Alguns (vários) documentários e livros depois sobre o assunto, eis que me deparo agora com “Maria”. O filme do diretor chileno Pablo Larraín – que com Jackie (2016) e Spencer (2021), de certa forma, se especializou em divas trágicas do mainstream mundial – estreou no Festival de Veneza em agosto de 2024. Larraín adora fazer uma biopic, em sua filmografia ainda temos Neruda (2016) com Gael García Bernal e El Conde (2023), uma sátira sobre o ditador Pinochet. Para Jackie (2016), Larraín escolheu a comportadinha Natalie Portman, já em Spencer (2021) ele arriscou bastante com a rebeldia natural de Kristen Stewart.

Com isso, percebemos que Larraín gosta de grandes nomes em seus elencos, mesmo que estes, por vezes, não nos remetam imediatamente à imagem da celebridade que representam. E assim chegamos à escolha de Angelina Jolie para incorporar a greco-americana Maria Anna Cecilia Sofia Kalogeropoulou.

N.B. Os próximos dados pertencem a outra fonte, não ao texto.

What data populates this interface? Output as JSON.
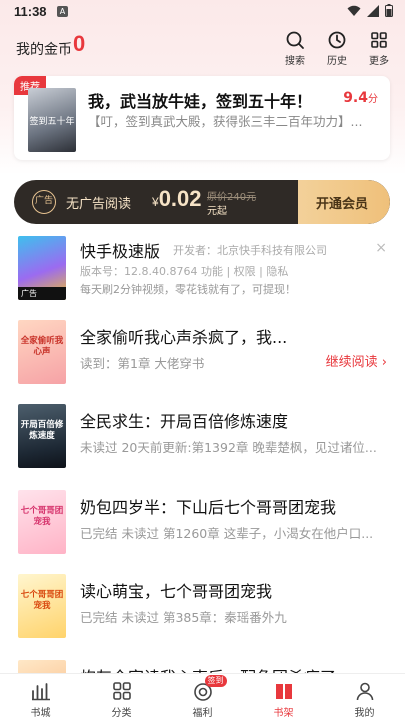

Fisicamente, Jolie tem com Callas apenas a magreza em comum. O porte, os traços faciais, os olhos, o nariz, os maneirismos, o sorriso, nada disso nos remete à grande soprano. Porém, a princípio, isso pode ser contornado com uma atuação espetacular. Mas infelizmente não é isso que recebemos aqui. Os fãs ferrenhos do trabalho da atriz podem argumentar o contrário, mas do meu ponto de vista, a escolha foi equivocada. Uma pequena (quase imperceptível) prótese nasal não é o suficiente para tirar Angelina de dentro de Angelina. Callas não coube nesse receptáculo. Ela é muito maior.

Angelina Julie interpreta Maria Callas em cena do filme. Ela aparece de costas. A luz é escura e há um feixe de luz no palco.
Filme sobre Maria Callas é um dos mais bem cotados no Oscar 2025. Foto divulgação.

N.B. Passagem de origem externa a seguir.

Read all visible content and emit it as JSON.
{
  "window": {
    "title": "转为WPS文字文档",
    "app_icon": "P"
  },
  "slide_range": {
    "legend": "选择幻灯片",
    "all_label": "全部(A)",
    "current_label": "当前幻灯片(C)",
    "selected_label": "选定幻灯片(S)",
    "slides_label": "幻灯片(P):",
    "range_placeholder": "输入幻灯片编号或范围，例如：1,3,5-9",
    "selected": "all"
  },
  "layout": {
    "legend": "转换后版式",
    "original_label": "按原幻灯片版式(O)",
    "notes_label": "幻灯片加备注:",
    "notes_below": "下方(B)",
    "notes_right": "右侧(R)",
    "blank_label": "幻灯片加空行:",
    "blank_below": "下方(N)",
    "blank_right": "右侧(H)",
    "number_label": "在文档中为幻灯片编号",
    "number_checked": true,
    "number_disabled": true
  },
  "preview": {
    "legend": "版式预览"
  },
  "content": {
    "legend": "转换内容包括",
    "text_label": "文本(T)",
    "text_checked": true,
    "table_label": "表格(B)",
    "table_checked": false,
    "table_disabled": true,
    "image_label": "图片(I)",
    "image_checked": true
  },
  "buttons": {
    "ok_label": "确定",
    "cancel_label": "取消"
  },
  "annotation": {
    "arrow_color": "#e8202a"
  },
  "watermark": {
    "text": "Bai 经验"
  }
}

Por outro lado, a atriz e cantora grega Aggelina Papadopoulou já nos convence bem mais nas poucas cenas em que aparece como a jovem Maria.

Jolie, supostamente, estudou ópera por sete meses para o papel e a voz que ouvimos no filme é parcialmente a dela misturada com a de Callas. Mas o efeito desse artifício foi nulo, Jolie não atinge a profundidade dramática necessária para brilhar no palco de uma ópera nem possui aquele fogo, aquela fera indomada que habitava a prima-dona e era conhecida por todos ao seu redor, principalmente jornalistas inconvenientes.

Aqui também preciso admitir que o roteiro de Steven Knight (Peaky Blinders) não parece estar encaixado no contexto lírico de uma vida complexa como a de Callas. Mesmo os personagens do mordomo Ferruccio, Pierfrancesco Favino, e da auxiliar doméstica Bruna, Alba Rohrwacher, acabam por nos impressionar mais do que a interpretação de Angelina dentro desse roteiro. Aqui ou ali, temos cenas impressionantes, mas que assim se tornam mais devido ao excelente som e cenografia do que pelo roteiro e atuações.

E falando nisso. Os visuals e números musicais de Maria são o que realmente vale a pena aqui, e nisso a cenografia de Edward Lachman (Carol – 2015) merece aplausos efusivos. As combinações entre sons e imagens, as alucinações lúdicas de Maria e as encenações com Paris como pano de fundo são de tirar o fôlego, e nos entregam tudo que poderíamos esperar, plasticamente, de uma obra de primeira linha e com produção apurada nos mínimos detalhes. Maria é um filme de se devorar com os olhos e ouvidos. Principalmente, com os olhos. Ou com os ouvidos abertos e de olhos fechados nas cenas de Jolie mimetizando Callas.

Outro ponto de discussão seria a duração da obra. Tendo em vista a riqueza das experiências de Callas, Maria é um filme ao mesmo tempo, muito breve e muito longo. Muito breve para dar a atenção necessária à vida da artista, salvo em breves flashbacks pouco informativos, e longo demais ao acompanhar as andanças de Jolie por Paris ou as muitas cenas pouco expressivas dentro de seu apartamento. Jolie é uma ice queen enquanto Callas era um vulcão em constante erupção.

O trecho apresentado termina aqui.